Dalam deklarasi Oslo (1970) tentang
pengguguran kandungan atas indikasi medik, disebutkan bahwa moral dasar
yang dijiwai seorang dokter adalah butir Lafal Sumpah Dokter yang
berbunyi:
”Saya akan menghormati hidup insani sejak
saat pembuahan: oleh karena itu Abortus buatan dengan indikasi medik,
hanya dapat dilakukan dengan syarat-syarat berikut”:
- Pengguguran hanya dilakukan sebagai suatu tindakan terapeutik.
- Suatu keputusan untuk menghentikan kehamilan, sedapat mungkin disetujui secara tertulis oleh dua orang dokter yang dipilih berkat kompetensi profesional mereka.
- Prosedur itu hendaklah dilakukan seorang dokter yang kompeten di instalasi yang diakui oleh suatu otoritas yang sah.
- Jika dokter itu merasa bahwa hati nuraninya tidak memberanikan ia melakukan pengguguran tersebut, maka ia hendak mengundurkan diri dan menyerahkan pelaksanaan tindakan medik itu kepada sejawatnya yang lain yang kompeten.
- Selain memahami dan menghayati sumpah profesi dan kode etik, para tenaga kesehatan perlu pula meningkatkan pemahaman agama yang dianutnya. Melalui pemahaman agama yang benar, diharapkan para tenaga kesehatan dalam menjalankan profesinya selalu mendasarkan tindakannya kepada tuntunan agama.
BAB III
PEMBAHASAN
- Kesimpulan
Proses pembuktian atas kasus Abortus Buatan Ilegal sangat sulit
dan rumit, mengingat para pihak dalam melakukan perbuatan tersebut
selalu didahului pemukatan (jahat) untuk saling merahasiakan.
- Bagaimanapun juga tindakan abortus adalah merupakan tindakan yang tidak dapat ditolerir baik dari segi hukum maupun agama.
- Bagi tenaga kesehatan, khususnya Dokter, Bidan dan Juru Obat, ancaman pidana melakukan perbuatan Abortus Buatan Ilegal dapat ditambah sepertiga dari ancaman hukumannya.
2. Saran – saran
1. Diharapkan kepada orangtua agar
lebih memperhatikan kondisi/ keadaaan anak khususnya perempuan, seperti
membatasi pergaulan, dan memberikan informasi lebih awal tentang aborsi,
serta ilmu agama yang lebih mendalam dengan harapan agar si anak tidak
terjebak dalam kondisi yang kemungkinan dapat terjadi seperti itu.

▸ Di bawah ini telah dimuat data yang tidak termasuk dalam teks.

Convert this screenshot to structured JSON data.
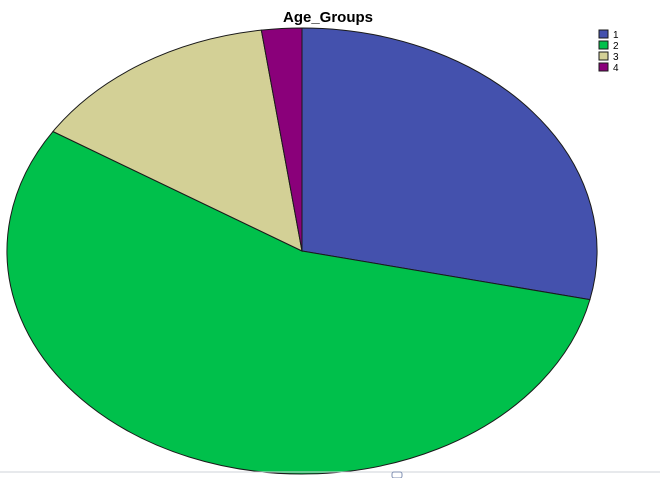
{
  "chart_data": {
    "type": "pie",
    "title": "Age_Groups",
    "legend_position": "top-right",
    "categories": [
      "1",
      "2",
      "3",
      "4"
    ],
    "values": [
      28.5,
      55.5,
      13.8,
      2.2
    ],
    "colors": [
      "#4451ad",
      "#00c04b",
      "#d3d096",
      "#8a007a"
    ],
    "start_angle_deg": 0,
    "direction": "clockwise"
  }
}
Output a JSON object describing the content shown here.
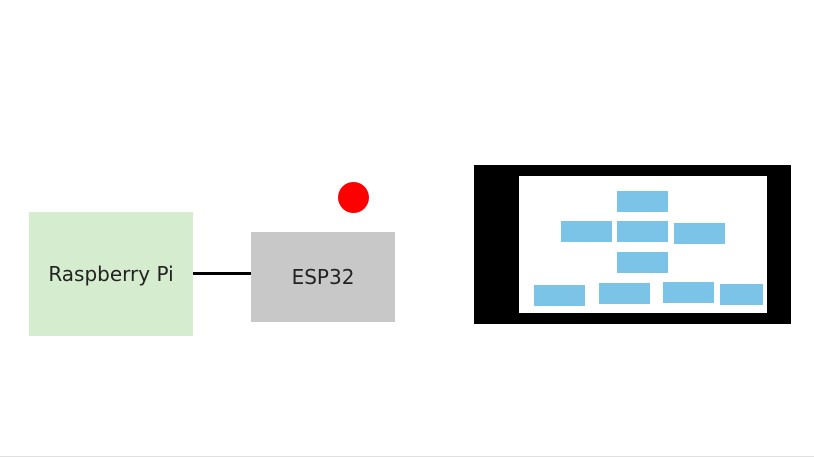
{
  "diagram": {
    "raspberry_pi": {
      "label": "Raspberry Pi",
      "fill": "#d5ecce"
    },
    "esp32": {
      "label": "ESP32",
      "fill": "#c8c8c8"
    },
    "connection": {
      "color": "#000000"
    },
    "status_led": {
      "color": "#ff0000"
    },
    "display": {
      "frame_color": "#000000",
      "screen_color": "#ffffff",
      "tile_color": "#7cc3e8",
      "tile_rows": [
        1,
        3,
        1,
        4
      ]
    }
  }
}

2. Untuk itu baik pemerintah,
masyarakat, sekolah dan orangtua agar dapat memberikan masukan
(suplemen) khusus kepada remaja wanita, agar pola pikir tentang
arah-arah negatif dapat dihindari sejak dini
3. Hendaknya para tenaga
kesehatan agar selalu menjaga sumpah profesi dan kode etiknya dalam
melakukan pekerjaan, sehingga pengurangan kejadian Abortus Buatan Ilegal
dapat dikurangi.
DAFTAR PUSTAKA
- GOI & UNICEF. Laporan Nasional Tindak Lanjut Konferensi Tingkat Tinggi Anak (Draft). Desember 2000.
- Mochtar, Rustam, 1987, Sinopsis Obstetri, Edisi 2, Valentino Group, Medan
- WHO-SEARO. Regional Health Report 1998: Focus on Women. New Delhi: WHO-SEARO, 1998
- WHO. Safe Abortion: Technical and Policy Guidance for Health System. A Draft 4 September 2002.
- Zumrotin K. Susilo and Herna Lestari. Disampaikan pada acara Temu Ilmiah Fertilitas Endokrinologi Reproduksi, Hotel Savoy Homann Bidakara Bandung, 6 Oktober 2002. Artikel.
- Syafruddin. Abortus Provocatus dan Hukum. USU-Library. 2003.